Le festin de Balthasar - Rembrandt
Analyse
Balthasar roi de Babylone, au centre, coiffé d’un turban oriental, préside le banquet qu’il a ordonné avec la vaisselle sacrée du temple de Jérusalem. Au moment où, à droite, une servante allait lui verser à boire, une main surnaturelle inscrit en lettres lumineuses sur le mur derrière lui une formule mystérieuse que seul le jeune prophète juif Daniel saura interpréter.
Rembrandt suit, pour cette inscription, l’interprétation que son voisin, le rabbin Menasseh ben Israel, proposait dans son livre, le De Terminis vitae : si les devins babyloniens n’ont pas su lire l’inscription divine, ce n’est pas parce qu’ils ne lisaient pas l’hébreu, mais parce que les lettres étaient disposées non horizontalement, comme à l’ordinaire, mais verticalement, en cinq colonnes de trois lettres qu’il fallait lire ainsi, de droite à gauche : MéNE, MéNE, TéQeL, UPhaR SIN, pesé, pesé, compté, divisé (le premier mot est répété, le dernier mot occupe deux colonnes).
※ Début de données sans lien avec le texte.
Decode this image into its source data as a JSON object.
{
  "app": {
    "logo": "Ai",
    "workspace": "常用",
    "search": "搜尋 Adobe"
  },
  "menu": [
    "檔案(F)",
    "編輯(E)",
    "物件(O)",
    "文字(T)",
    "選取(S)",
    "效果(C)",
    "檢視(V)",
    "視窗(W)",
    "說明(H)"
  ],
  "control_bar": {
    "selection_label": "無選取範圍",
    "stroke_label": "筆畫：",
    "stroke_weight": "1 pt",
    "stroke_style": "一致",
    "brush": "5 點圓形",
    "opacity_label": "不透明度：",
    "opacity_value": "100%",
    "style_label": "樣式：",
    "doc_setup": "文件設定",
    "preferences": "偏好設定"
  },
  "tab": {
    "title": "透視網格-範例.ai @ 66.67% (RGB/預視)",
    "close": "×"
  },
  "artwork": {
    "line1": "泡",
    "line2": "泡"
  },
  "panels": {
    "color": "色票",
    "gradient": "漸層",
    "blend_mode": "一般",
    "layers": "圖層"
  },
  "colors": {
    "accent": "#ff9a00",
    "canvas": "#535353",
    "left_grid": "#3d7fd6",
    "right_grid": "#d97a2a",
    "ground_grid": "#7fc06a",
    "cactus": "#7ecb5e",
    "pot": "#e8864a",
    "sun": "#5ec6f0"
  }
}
On sait comment Daniel interpréta le message : tu as été pesé, ton temps est compté, ton royaume sera divisé. Le lendemain, Babylone était prise par les Perses.    Le moment choisi par Rembrandt est le moment où Balthasar se retourne pour lire l’inscription, que la main achève de tracer. Dans son geste de la main gauche, il déséquilibre la servante, qui renverse le vin sur sa manche.    Le tableau superpose deux écrans : l’écran traditionnel, formé par le manteau de Balthsar, sépare un espace restreint, occupé par le roi et par sa servante, de l’espace vague, à gauche, où sont représentés le spectateurs de la scène ; mais il y a aussi l’écran de projection que forme en nhaut à droite le mur, avec son inscription lumineuse. Curieusement, la main de Dieu est une main droite disposée à gauche, comme celle de Balthasar. La main n’écrit donc pas en face d’elle, mais « contre soi », en aveugle, comme un homme écrirait sur son ventre : Rembrandt signifie par là que Dieu est derrière l’écran, et conçoit les lettres lumineuses comme des fentes de derrière lesquelles la lumière divine irradie.
1. Signature visible seulement aux ultra-violets : « Rembrand[.] f 163[.] »
2. Acheté en 1964 avec l’aide de l’Art Fund.
3. Rembrandt se serait inspiré d’une copie de l’Enlèvement d’Europe de Véronèse pour la jeune femme de gauche qui renverse sa coupe. Voir liens.